SCUOLA SOTTO CHOC: ARRIVA SQUADRA PSICOLOGI – Il ministro dell’Istruzione Maria Chiara Carrozza ha chiamato la preside vicaria Giovannella Mallia a cui ha voluto testimoniare la sua vicinanza e le ha annunciato l’invio di una squadra di psicologi a sostegno dei ragazzi e degli insegnanti.

SOSPESO FESTIVAL JAZZ – In segno di lutto per l’omicidio, a distanza di un mese dalla tragedia del muratore Salvatore Guarascio che si era dato fuoco perché la sua casa era stata messa all’asta [perché citare un evento che, con tutto il rispetto, non c’entra nulla? Un suicidio poi], il sindaco della città Giuseppe Nicosia, di concerto con gli organizzatori, ha deciso di sospendere il concerto in programma per sabato sera del Vittoria Jazz Festival.
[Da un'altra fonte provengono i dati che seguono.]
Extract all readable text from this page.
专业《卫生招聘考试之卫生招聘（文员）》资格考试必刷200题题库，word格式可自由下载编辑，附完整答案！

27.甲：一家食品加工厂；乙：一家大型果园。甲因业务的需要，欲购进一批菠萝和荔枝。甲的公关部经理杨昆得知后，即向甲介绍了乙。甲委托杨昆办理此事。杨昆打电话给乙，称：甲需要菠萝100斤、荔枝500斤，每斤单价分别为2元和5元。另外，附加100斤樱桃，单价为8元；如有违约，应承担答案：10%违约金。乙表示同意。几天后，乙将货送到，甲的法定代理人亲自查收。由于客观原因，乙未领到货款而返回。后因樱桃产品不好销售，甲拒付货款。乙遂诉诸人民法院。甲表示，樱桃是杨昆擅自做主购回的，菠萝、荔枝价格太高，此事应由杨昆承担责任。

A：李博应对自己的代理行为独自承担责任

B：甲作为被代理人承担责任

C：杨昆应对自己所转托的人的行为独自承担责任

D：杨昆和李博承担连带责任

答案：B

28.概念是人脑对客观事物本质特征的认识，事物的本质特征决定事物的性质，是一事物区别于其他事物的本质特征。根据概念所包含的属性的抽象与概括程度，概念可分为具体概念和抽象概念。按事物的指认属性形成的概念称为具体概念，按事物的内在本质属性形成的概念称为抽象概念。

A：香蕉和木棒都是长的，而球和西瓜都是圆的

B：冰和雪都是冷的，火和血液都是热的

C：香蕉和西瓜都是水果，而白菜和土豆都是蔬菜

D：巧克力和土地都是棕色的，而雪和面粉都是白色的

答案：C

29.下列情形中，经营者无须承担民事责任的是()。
IL PM: «TROPPE ARMI DETENUTE LEGALMENTE» – «Ancora un femminicidio [la parola importante c’è una sola volta, contro le due di passione di cui una nel titolo] con un movente oscuro [OSCURO? Ma se lui ha parlato di premeditazione, di sentimenti non ricambiati, e il testo ha parlato di avances – perché le parole finali del PM smentiscono tutto? Ma chi legge, che idea si fa?]». Così il procuratore capo di Ragusa, Carmelo Petralia, interviene sul dramma di Vittoria. Il magistrato invita poi a riflettere su un dato: «Ci sono troppe armi detenute legalmente senza una precisa ragione, occorre un loro censimento [ah, alla fine di tutto la colpa è delle troppe armi in giro? Quindi se non avesse avuto la pistola, Lo Presti non avrebbe premeditato? Che cosa fa dire al PM che senza pistola lui non l’avrebbe strozzata, picchiata a morte, investita, accoltellata? Niente, non lo sapremo, l’ultima di tante altre cose che quest’articolo non dice o non fa capire chiaramente.]».